Experimental and theoretical study on removal of organic contaminants with various function groups via suspension freezing separation

Attention is drawn to the freezing method for separating organic contaminants from industrial wastewater and simultaneously recovering valuable materials, but the mechanism regarding functional group of organic contaminants how affect ice purity remains unclear. In this work, four types of organics, including hexane, hexanoic acid, N-hexanol and N-hexanal, with various oxygen functional groups were selected as organic contaminants and studied to be separated from aqueous solutions by the suspension freezing method. Experimental results revealed that their separation efficiencies were 67.07%, 87.75%, 94.71% and 95.32%, respectively, after freezing 30 min at 200 rpm and -0.9 degrees C. The presented theoretical work reveals that hexane, as a non-polar organic contaminant without function group, unable to form hydrogen bonds with water clusters, making it more readily to precipitate and stick on ice surface during freezing, which significantly increased ice impurities with the lowest separation efficiency. Presence of functional group promotes organics to solute in concentrate via forming H-bond with water clusters, and thus improves ice purity by avoiding of precipitation. Hexanoic acid with the largest absorption energy with ice crystal tend to adsorb on ice surface but not stay in concentrate and showed the highest ice impurity corresponding to lowest separation efficiency.

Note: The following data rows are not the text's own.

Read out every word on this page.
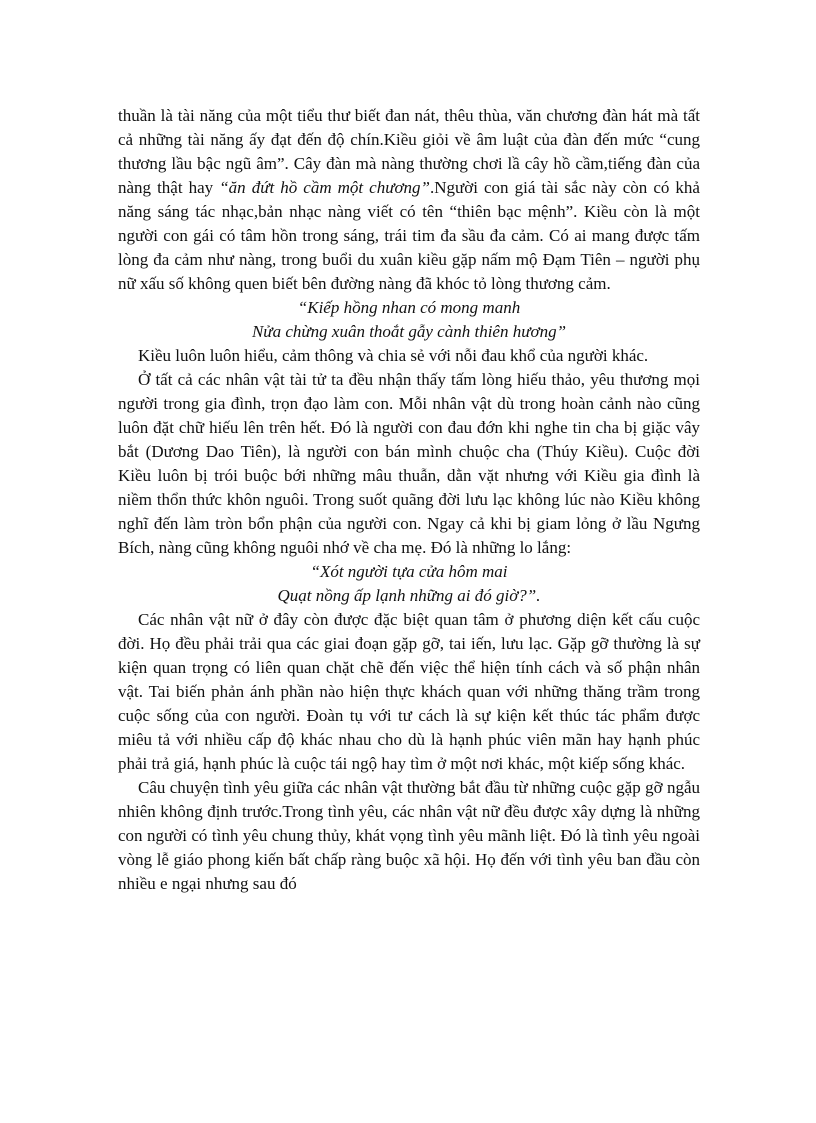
thuần là tài năng của một tiểu thư biết đan nát, thêu thùa, văn chương đàn hát mà tất cả những tài năng ấy đạt đến độ chín.Kiều giỏi về âm luật của đàn đến mức “cung thương lầu bậc ngũ âm”. Cây đàn mà nàng thường chơi lầ cây hồ cầm,tiếng đàn của nàng thật hay “ăn đứt hồ cầm một chương”.Người con giá tài sắc này còn có khả năng sáng tác nhạc,bản nhạc nàng viết có tên “thiên bạc mệnh”. Kiều còn là một người con gái có tâm hồn trong sáng, trái tim đa sầu đa cảm. Có ai mang được tấm lòng đa cảm như nàng, trong buổi du xuân kiều gặp nấm mộ Đạm Tiên – người phụ nữ xấu số không quen biết bên đường nàng đã khóc tỏ lòng thương cảm.

“Kiếp hồng nhan có mong manh
Nửa chừng xuân thoắt gẫy cành thiên hương”

Kiều luôn luôn hiểu, cảm thông và chia sẻ với nỗi đau khổ của người khác.

Ở tất cả các nhân vật tài tử ta đều nhận thấy tấm lòng hiếu thảo, yêu thương mọi người trong gia đình, trọn đạo làm con. Mỗi nhân vật dù trong hoàn cảnh nào cũng luôn đặt chữ hiếu lên trên hết. Đó là người con đau đớn khi nghe tin cha bị giặc vây bắt (Dương Dao Tiên), là người con bán mình chuộc cha (Thúy Kiều). Cuộc đời Kiều luôn bị trói buộc bới những mâu thuẫn, dằn vặt nhưng với Kiều gia đình là niềm thổn thức khôn nguôi. Trong suốt quãng đời lưu lạc không lúc nào Kiều không nghĩ đến làm tròn bổn phận của người con. Ngay cả khi bị giam lỏng ở lầu Ngưng Bích, nàng cũng không nguôi nhớ về cha mẹ. Đó là những lo lắng:

“Xót người tựa cửa hôm mai
Quạt nồng ấp lạnh những ai đó giờ?”.

Các nhân vật nữ ở đây còn được đặc biệt quan tâm ở phương diện kết cấu cuộc đời. Họ đều phải trải qua các giai đoạn gặp gỡ, tai iến, lưu lạc. Gặp gỡ thường là sự kiện quan trọng có liên quan chặt chẽ đến việc thể hiện tính cách và số phận nhân vật. Tai biến phản ánh phần nào hiện thực khách quan với những thăng trầm trong cuộc sống của con người. Đoàn tụ với tư cách là sự kiện kết thúc tác phẩm được miêu tả với nhiều cấp độ khác nhau cho dù là hạnh phúc viên mãn hay hạnh phúc phải trả giá, hạnh phúc là cuộc tái ngộ hay tìm ở một nơi khác, một kiếp sống khác.

Câu chuyện tình yêu giữa các nhân vật thường bắt đầu từ những cuộc gặp gỡ ngẫu nhiên không định trước.Trong tình yêu, các nhân vật nữ đều được xây dựng là những con người có tình yêu chung thủy, khát vọng tình yêu mãnh liệt. Đó là tình yêu ngoài vòng lễ giáo phong kiến bất chấp ràng buộc xã hội. Họ đến với tình yêu ban đầu còn nhiều e ngại nhưng sau đó
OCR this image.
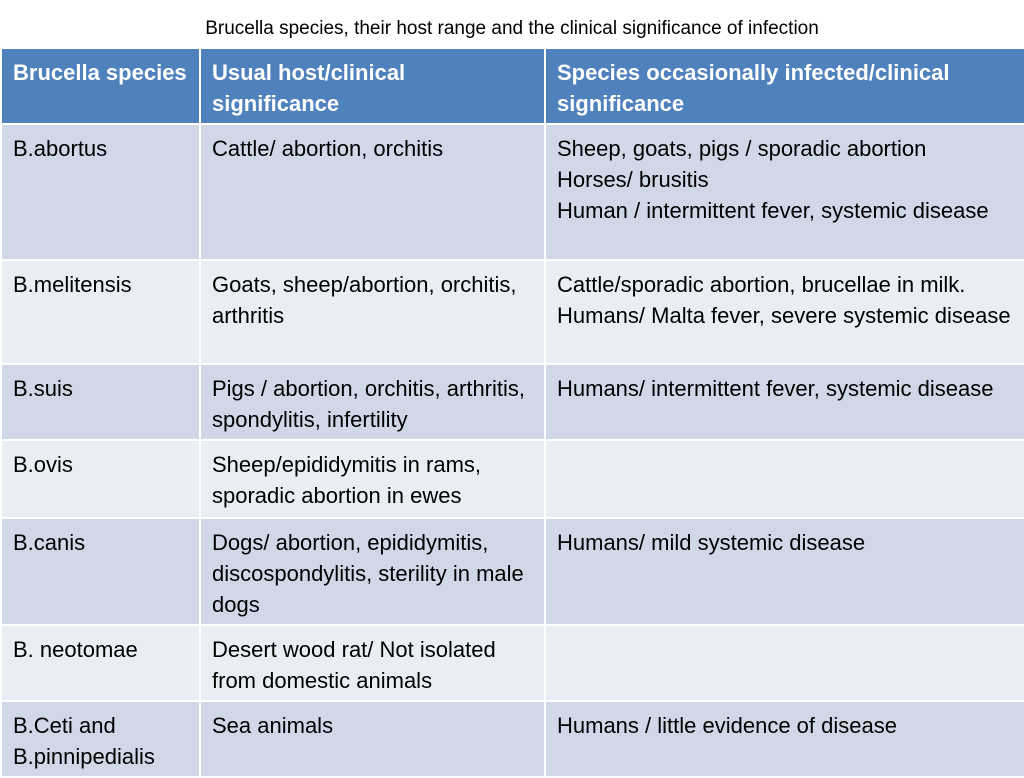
Brucella species, their host range and the clinical significance of infection
Brucella species	Usual host/clinical significance	Species occasionally infected/clinical significance
B.abortus	Cattle/ abortion, orchitis	Sheep, goats, pigs / sporadic abortion
Horses/ brusitis
Human / intermittent fever, systemic disease

B.melitensis	Goats, sheep/abortion, orchitis, arthritis	Cattle/sporadic abortion, brucellae in milk.
Humans/ Malta fever, severe systemic disease

B.suis	Pigs / abortion, orchitis, arthritis, spondylitis, infertility	Humans/ intermittent fever, systemic disease

B.ovis	Sheep/epididymitis in rams, sporadic abortion in ewes	
B.canis	Dogs/ abortion, epididymitis, discospondylitis, sterility in male dogs	Humans/ mild systemic disease

B. neotomae	Desert wood rat/ Not isolated from domestic animals	
B.Ceti and B.pinnipedialis	Sea animals	Humans / little evidence of disease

This work provides new sight for understanding declination of ice purity and separation efficiency caused by functional group of organic contaminants during freezing.

Automated summary

This study investigated the separation of four organic compounds in aqueous solutions using suspension freezing method and found that the presence of functional groups in organic contaminants affects ice purity and separation efficiency. Non-polar organic contaminant hexane, without functional group, showed the lowest separation efficiency due to its tendency to precipitate on ice surface during freezing, while organic contaminants with functional groups could solute in concentrate via forming hydrogen bonds with water clusters, leading to improved ice purity.